Step 1: Prepare the Area
Cupboards, doorways, closets and any other areas or items
where you are working should be protected from dust with plastic. Remove
wall hangings, light fixtures, window coverings and anything else in the
area that could be dirtied or damaged by your work.
Putty nail holes from carpet (tack strip). This step also
helps you find any metal staples or nails left over from carpet removal and
such. Use a wood filler that is stainable and is the color of the floor.
Prior to rough-cutting, remove quarter-round and/or
baseboards.
Step 2: Start with the Rough Cut
On older floors, the first step when sanding is to choose an
aggressive grit (like 24 grit per square inch) to level the boards one to
another and remove imperfections if possible. The result is a fresh,
new-looking wood floor. I call this process rough-cutting.
Don't be afraid to use new belts, and more than one. Some
waxy, older floors will gunk up your belt and make it dull and useless. And
with new belts, don't hesitate to hit areas again that aren't new enough
looking.
On a newer floor, you might start with a less aggressive 50
grit.
In handling the belt sander, the machine MUST be moving when
you gently set the drum down into action to avoid digging holes in the floor
that won't come out. As you near the wall, be extremely careful to pull up
the drum BEFORE you hit the wall.
You will be sanding forward and backward. Use care in your
backward motion so you pull up the drum before you run into the wall. DO NOT
RUN OVER YOUR ELECTRIC CORD.
Step 3: Rough Cut the Edges
Now you will sand along the walls, in the closets, and
anywhere else the belt sander could not reach, using an Edge Sander.
Start with a 24 grit on your Edge Sander and change your disc
often. Level the floor and go over imperfections as needed. Work the machine
in circles or figure eights and with the grain as much as possible.
Don't allow the machine to dig into the corners. Use extra care in those
areas. Level sand out any drum marks.
Step 4: Medium Cut with Belt Sander and Edge Sander
(i.e. 50 or 60 grit)
Use the same procedure as above. The purpose of this step is to remove the deep cuts and grooves from the rough cut.
Step 5: Fine Cut with Belt Sander and Edge Sander
(i.e. 80 or 100 grit)
Use the same procedure as above. The purpose of this step is to smooth the floor in preparation for buffing.
Step 6: Scrape Corners
The goal to scraping a corner is to remove old finish and level corner with the rest of the floor. The best way to achieve this is by having a very sharp scraper. I achieve this with a good, metal, inch-wide file you can find at a hardware store. Or you can flip your edge sander over, turn it on with 100 grit sand paper on, and gently grind the scraper to produce sharp edge. Watch to keep scraper level, not angled, and not to remove too much metal. Sharpen often, after every corner if needed. I liken it to sharpening a pencil, shaving the wood in the corners. You will have shavings. You can hand sand corners with 100 grit to blend.
Step 7: Buffing
Use 100 grit screen under your buffer pad to blend the edges with the rest of the floor to get the surface as smooth as possible. Remember, there is two sides to a screen - so flip mid-way through - and use more than one screen for a larger area.
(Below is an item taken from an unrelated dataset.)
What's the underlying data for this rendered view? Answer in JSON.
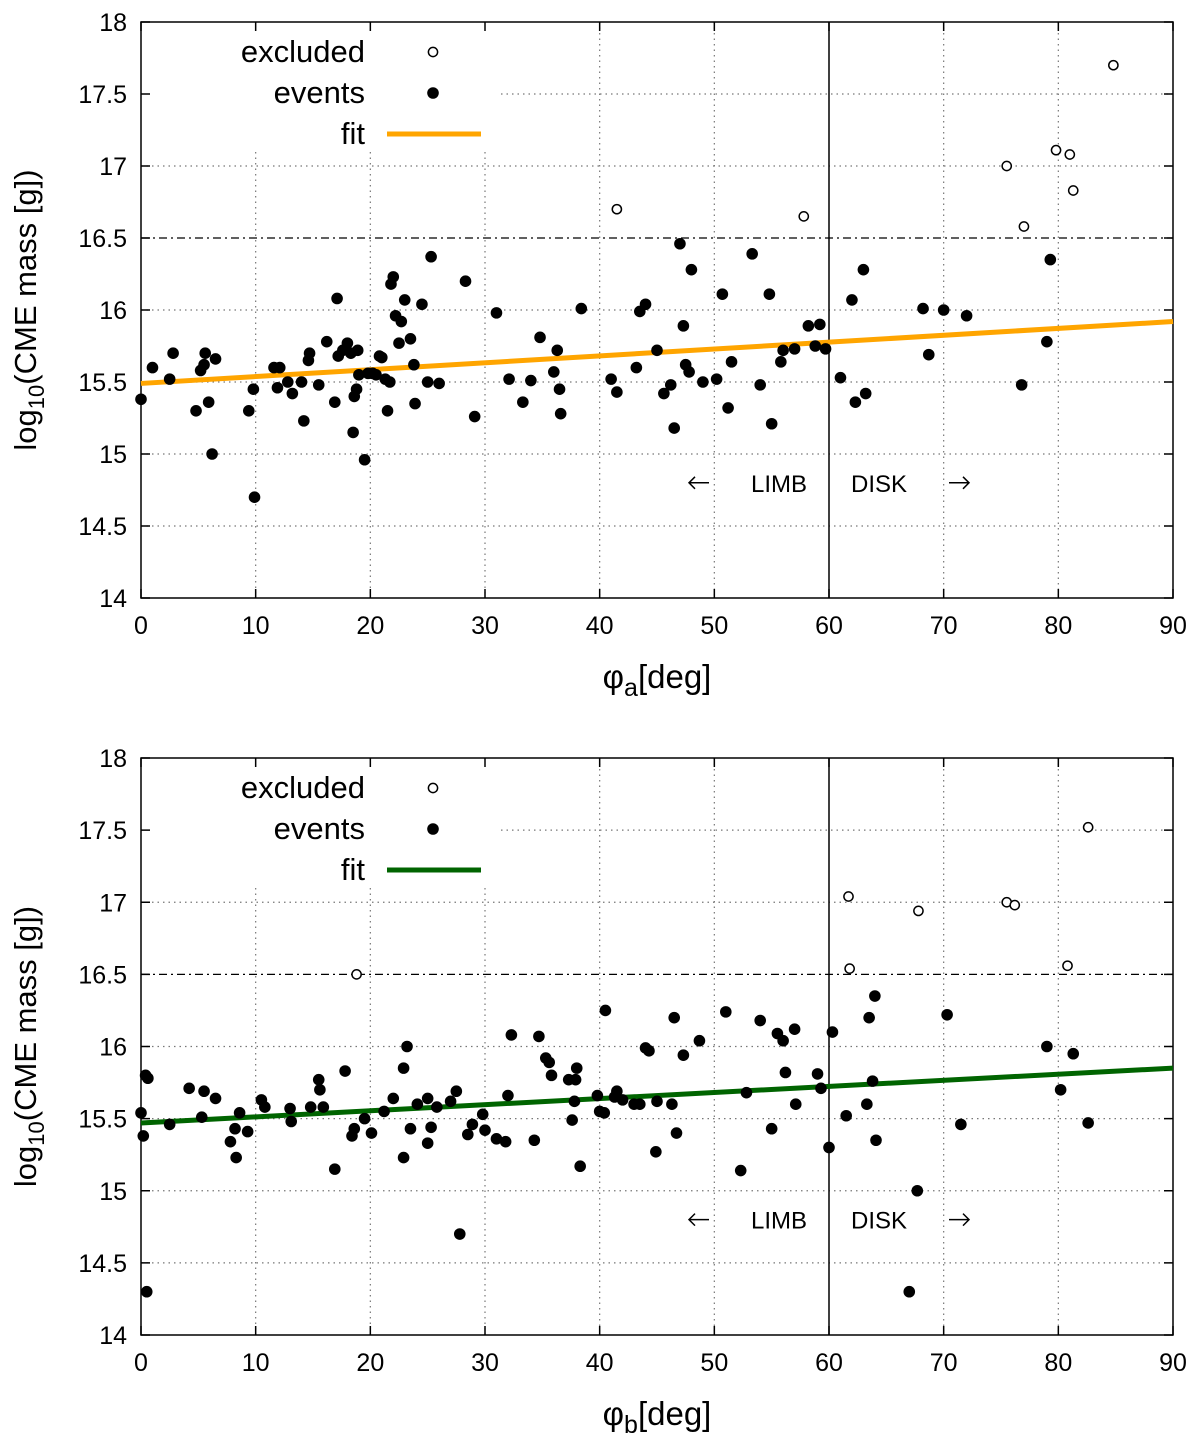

Buff slowly and thoroughly. This machine does not dig like a sander, so don't worry about going over areas too much. The more you go over it, the smoother it gets.
Step 8: Vacuum
Cleanliness is next to godliness. Thoroughly vacuum the floor and other areas with wand and crevice device. I recommend a hair bristle or felt-bottomed wand to protect the floor. Use care if you use a plastic wand ... three layers of blue tape recommended on the edges.
Your floor is now ready for staining, sanding sealer, or a first coat of polyurethane.